SM: Okay. Which means the people in charge of the interpretation are really powerful in determining the course of the nomination, right? So who does this? Is this a media role? Party elites? Bloggers? The Twitterati?

HN: Well, one argument is that’s it’s party elites. But they clearly don’t have a monopoly and maybe don’t have the influence they once did.

In our textbook (in progress), we say that the party has two tasks in choosing a nominee. They want the “best” candidate, defined in terms of how they would govern, who can also win, defined in terms of the general election. I think that balance is important and necessary. And I think “the party,” broadly constructed, should be thinking about it.

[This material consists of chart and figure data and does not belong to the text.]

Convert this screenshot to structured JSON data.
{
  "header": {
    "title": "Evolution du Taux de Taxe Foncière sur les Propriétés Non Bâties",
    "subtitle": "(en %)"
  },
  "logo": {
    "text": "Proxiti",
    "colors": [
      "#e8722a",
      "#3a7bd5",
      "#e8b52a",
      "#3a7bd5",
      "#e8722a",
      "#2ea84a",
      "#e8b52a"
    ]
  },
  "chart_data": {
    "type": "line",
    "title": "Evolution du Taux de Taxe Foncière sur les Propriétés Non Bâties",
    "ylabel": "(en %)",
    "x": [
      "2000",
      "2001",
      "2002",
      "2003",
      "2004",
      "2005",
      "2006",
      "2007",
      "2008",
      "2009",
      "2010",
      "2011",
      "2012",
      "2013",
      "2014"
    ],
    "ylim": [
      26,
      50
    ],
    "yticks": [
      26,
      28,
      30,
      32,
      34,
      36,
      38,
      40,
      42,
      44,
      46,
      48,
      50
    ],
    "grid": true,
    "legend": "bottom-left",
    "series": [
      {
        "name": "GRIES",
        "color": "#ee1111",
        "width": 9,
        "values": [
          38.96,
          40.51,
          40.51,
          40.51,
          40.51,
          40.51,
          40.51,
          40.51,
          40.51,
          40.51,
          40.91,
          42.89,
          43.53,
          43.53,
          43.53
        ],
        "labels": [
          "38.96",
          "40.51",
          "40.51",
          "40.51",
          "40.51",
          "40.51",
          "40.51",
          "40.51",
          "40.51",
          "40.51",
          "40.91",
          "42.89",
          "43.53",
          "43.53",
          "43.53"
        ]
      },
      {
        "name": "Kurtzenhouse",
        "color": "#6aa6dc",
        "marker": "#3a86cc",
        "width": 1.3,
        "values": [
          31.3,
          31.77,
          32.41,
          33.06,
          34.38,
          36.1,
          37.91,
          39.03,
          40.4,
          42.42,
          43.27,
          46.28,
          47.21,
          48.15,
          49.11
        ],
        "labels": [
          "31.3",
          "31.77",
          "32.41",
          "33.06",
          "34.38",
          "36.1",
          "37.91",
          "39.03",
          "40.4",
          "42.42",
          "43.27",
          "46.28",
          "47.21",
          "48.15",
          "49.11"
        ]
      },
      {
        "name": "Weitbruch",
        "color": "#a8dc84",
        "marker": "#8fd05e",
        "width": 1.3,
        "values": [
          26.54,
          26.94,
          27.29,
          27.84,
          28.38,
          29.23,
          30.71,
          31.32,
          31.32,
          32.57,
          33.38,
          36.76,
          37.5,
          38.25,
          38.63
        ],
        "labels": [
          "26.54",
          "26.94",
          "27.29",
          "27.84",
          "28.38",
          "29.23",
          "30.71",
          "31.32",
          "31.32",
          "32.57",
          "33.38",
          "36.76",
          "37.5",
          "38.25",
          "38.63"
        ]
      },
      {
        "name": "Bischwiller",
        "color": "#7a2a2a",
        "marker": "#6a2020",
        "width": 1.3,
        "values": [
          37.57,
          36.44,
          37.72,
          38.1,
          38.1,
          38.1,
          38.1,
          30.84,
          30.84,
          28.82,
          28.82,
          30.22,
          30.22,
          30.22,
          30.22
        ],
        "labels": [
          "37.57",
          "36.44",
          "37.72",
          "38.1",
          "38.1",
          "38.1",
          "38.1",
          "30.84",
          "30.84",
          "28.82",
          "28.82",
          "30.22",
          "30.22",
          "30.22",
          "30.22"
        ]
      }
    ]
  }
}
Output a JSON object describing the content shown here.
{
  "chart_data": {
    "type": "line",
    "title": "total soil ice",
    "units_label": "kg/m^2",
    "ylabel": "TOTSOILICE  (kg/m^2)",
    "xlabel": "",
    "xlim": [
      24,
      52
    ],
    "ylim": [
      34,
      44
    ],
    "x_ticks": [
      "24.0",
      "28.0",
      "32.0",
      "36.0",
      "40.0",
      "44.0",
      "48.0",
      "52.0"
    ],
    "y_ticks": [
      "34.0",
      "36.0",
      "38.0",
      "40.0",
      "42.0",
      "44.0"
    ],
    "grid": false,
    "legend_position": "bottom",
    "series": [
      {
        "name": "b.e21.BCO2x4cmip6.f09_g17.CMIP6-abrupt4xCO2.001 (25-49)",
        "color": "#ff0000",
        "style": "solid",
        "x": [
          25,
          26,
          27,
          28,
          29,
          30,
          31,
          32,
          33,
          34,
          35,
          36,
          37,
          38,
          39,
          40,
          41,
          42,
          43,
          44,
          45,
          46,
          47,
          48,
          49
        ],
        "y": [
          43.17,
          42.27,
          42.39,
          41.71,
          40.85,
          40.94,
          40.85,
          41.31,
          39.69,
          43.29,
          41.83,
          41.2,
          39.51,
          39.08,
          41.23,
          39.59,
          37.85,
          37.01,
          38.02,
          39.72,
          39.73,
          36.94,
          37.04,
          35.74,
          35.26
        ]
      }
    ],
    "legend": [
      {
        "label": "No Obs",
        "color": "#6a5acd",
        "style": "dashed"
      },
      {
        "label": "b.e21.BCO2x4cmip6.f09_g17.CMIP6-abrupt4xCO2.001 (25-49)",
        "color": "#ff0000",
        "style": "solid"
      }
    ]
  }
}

SM: We should probably wrap up. But here’s an analogy I’ve been thinking about. Electability is a lot like student numerical evaluations of professors. We know those scores are heavily biased against women, scholars of color, the LGBTQ community, and other underrepresented groups in academia. So I’d be tempted to just to ignore them altogether.

But there’s also some useful information in there. If a professor has been pulling all 5s in one class and then drops to a 3 one year, I’d want to know why. Did she try a new teaching method? Is she having some difficulties? Did she just draw a hostile set of students? Are there things we can do to intervene?

It strikes me as difficult, but not impossible, to separate out the useful information from the biases. It may be harder in presidential nominations. (Professors aren’t directly running against each other, generally speaking.)

HN: That’s a good analogy. And it’s maybe even harder because we don’t even have a plausible metric for electability that one could get a 5 or a 3 on, before the election itself, when it is too late. In the professor case, I think we’d recommend using the scores as a warning, and then looking more closely, but not using them directly as inputs into tenure, promotions, or raises. In the candidate case, I think we might say that there is no real way to get biases out of a political discussion. Which is a shocker, I know.

SM: I suppose we’re back at the point where we want people (party elites, in this case) to be making judgments using empirical evidence and trying to weed out bias, but I don’t know why they should be different from anyone else in any other field.

HN: They probably aren’t any different. But maybe in most cases, awareness of the bias, and especially increasing the diversity of those making the judgments, can go a long way.